Liberia - Présidentielle : c'est l'incertitude qui l'emporte

Georges Weah en campagne

L'ex-footballeur George Weah et le vice-président Joseph Boakai devaient s'affronter lors du second tour de la présidentielle, prévu dans moins d'une semaine, le 7 novembre, mais Charles Brumskine, candidat du Parti de la Liberté, arrivé troisième au premier tour, a contesté le résultat, affirmant que l'élection avait été entachée d'irrégularités. Appuyé dans ce sens par deux autres partis, dont celui de la présidente Ellen Johnson Sirleaf au pouvoir. Conséquence : la Cour suprême du Liberia a décidé de reporter le second tour de la présidentielle. Et pourtant ces troisièmes élections générales (législatives et présidentielles) depuis 2005 présentaient pour la première fois depuis 1989 la possibilité d'une alternance pacifique...

Un test démocratique loin d'être gagné

Saisie par trois partis politiques contestant les résultats du premier tour de la présidentielle du 10 octobre, la Cour suprême a demandé aux membres de la Commission électorale (NEC) de comparaître pour répondre aux accusations. Il est demandé aux membres de la Commission d'expliquer pourquoi le recours introduit par le Parti de la liberté de Charles Brumskine et soutenu par deux autres formations dont celle du vice-président Boakai n'est à ses yeux pas fondé, comme elle l'explique dans un document rendu public mercredi.

Joseph Boakai a obtenu 28,8 % des voix au premier tour contre 38,4 % pour Georges Weah. Le Parti de la liberté de Charles Brumskine, crédité de 9,6 % des suffrages, a été le premier à déposer une plainte à la Commission électorale. Il estime que des électeurs dûment inscrits n'ont pas pu voter et avoir notamment constaté dix incidents liés à des fraudes. Il demande une annulation du premier tour et un nouveau scrutin "pour s'assurer qu'une élection libre et transparente soit organisée conformément à la Constitution."

En attendant que cet imbroglio juridique trouve une issue, la Cour suprême a décidé de suspendre le second tour qui était prévu pour le 7 novembre. Cette audience, qui devait se tenir jeudi matin, a été reportée à vendredi pour des "raisons de procédure", a précisé le porte-parole de l'Institution liberienne.

Une médiation pour anticiper la crise

Plus qu'une incertitude, ce report de 24 heures met sérieusement en doute la crédibilité de ce scrutin devant servir de test pour la plus ancienne "République d'Afrique". Et surtout permettre aux Libériens de tourner définitivement la page de la guerre civile, qui aura duré dix ans et fait 250 000 morts. Le Liberia a reçu des milliards de dollars d'aide depuis la fin de la guerre civile en 2003. Pourtant, les institutions étatiques restent faibles.

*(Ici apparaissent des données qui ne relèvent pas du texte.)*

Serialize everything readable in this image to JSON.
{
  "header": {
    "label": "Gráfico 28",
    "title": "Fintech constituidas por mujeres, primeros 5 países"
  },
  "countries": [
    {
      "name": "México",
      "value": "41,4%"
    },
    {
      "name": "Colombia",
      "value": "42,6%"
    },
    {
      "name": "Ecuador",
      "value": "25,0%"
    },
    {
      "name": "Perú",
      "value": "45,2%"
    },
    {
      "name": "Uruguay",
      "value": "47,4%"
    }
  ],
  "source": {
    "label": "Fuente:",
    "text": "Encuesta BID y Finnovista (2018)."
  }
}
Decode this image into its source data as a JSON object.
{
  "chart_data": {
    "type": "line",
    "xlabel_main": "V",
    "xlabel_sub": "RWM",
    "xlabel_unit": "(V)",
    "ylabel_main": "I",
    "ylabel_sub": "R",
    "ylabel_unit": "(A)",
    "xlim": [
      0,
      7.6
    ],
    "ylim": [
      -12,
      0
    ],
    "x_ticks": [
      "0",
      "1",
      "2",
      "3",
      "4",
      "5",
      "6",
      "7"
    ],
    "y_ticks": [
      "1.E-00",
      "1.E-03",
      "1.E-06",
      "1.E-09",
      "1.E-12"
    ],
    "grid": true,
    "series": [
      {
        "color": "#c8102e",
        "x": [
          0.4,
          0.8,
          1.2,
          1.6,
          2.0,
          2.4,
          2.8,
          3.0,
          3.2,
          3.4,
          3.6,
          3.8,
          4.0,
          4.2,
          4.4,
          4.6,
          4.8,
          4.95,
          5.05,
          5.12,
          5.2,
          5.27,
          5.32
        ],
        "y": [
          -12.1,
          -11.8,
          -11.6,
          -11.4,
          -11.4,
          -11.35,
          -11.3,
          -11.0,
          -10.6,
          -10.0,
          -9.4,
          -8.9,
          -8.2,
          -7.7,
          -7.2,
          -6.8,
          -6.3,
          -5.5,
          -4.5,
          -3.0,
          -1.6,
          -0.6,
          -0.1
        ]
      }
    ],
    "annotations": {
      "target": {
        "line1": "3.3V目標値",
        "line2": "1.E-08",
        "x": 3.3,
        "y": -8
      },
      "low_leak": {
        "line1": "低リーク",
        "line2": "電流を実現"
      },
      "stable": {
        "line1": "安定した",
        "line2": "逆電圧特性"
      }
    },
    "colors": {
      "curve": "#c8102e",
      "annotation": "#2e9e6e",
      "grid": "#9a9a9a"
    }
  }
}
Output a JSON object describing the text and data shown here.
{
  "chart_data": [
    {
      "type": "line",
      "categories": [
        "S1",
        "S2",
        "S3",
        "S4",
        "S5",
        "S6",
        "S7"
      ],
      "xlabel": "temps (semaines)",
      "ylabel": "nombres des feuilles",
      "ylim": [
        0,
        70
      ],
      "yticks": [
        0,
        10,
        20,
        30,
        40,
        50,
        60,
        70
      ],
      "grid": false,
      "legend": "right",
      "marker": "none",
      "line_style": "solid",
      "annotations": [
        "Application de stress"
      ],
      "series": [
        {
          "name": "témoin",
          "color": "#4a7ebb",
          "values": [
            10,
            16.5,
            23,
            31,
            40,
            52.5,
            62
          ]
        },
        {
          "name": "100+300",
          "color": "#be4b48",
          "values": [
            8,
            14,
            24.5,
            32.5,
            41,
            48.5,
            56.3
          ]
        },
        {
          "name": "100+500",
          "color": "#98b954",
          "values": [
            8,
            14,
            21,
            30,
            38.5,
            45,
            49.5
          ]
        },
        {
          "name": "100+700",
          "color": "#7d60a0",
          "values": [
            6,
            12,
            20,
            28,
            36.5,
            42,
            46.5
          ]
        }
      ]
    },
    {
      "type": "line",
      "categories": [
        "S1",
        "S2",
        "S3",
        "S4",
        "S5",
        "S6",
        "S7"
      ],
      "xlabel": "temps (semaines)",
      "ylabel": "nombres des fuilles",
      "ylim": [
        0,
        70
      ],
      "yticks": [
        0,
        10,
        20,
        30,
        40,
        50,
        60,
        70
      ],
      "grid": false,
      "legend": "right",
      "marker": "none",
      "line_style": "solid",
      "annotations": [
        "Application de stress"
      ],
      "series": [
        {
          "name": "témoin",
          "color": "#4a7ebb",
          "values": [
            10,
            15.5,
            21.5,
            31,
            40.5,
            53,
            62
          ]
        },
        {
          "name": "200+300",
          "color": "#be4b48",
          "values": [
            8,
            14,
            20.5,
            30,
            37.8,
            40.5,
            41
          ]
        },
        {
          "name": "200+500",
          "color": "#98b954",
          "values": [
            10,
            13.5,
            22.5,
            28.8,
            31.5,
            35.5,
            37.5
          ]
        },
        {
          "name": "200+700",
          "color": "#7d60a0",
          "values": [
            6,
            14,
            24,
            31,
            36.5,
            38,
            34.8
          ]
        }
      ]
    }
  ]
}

La corruption est profondément enracinée.

Pour tenter d'éviter que le pays ne replonge, la présidente Ellen Johnson Sirleaf – qui doit elle-même affronter les rumeurs d'ingérence dans le processus électoral lancé par son vice-président – a réuni à Monrovia le président en exercice de l'Union africaine, le Guinéen Alpha Condé, le président togolais Faure Gnassingbe à la tête de la Cédeao ainsi que les deux candidats finalistes qui pourront occuper un jour Mansion House (le palais présidentiel libérien) George Weah et Boakai pour "écouter leurs différentes préoccupations et leur expertise afin de résoudre ces questions" selon un communiqué de la présidence.

"Nous étions venus un peu inquiets, mais nous partons rassurés parce que tous les candidats ont décidé de s'en remettre à la loi…", a déclaré Alpha Condé. Pour sa part, le chef de l'État togolais a laissé un message sur le réseau social Twitter affirmant que les discussions se poursuivaient : "Nous discutons ensemble de la nécessité de faire aboutir le processus de l'élection présidentielle dans la paix et la quiétude au Liberia."

Et pourtant...

Le déroulement du premier tour a été salué comme largement crédible par les observateurs nationaux et internationaux malgré certaines irrégularités et de long retards relevés dans certaines bureaux de vote. La communauté internationale a lancé des appels aux différentes parties pour que le processus électoral, qui doit mener à la première transition depuis des décennies entre une présidente élue, Ellen Johnson Sirleaf, et son successeur se déroule en bon ordre et que chacun en accepte les résultats.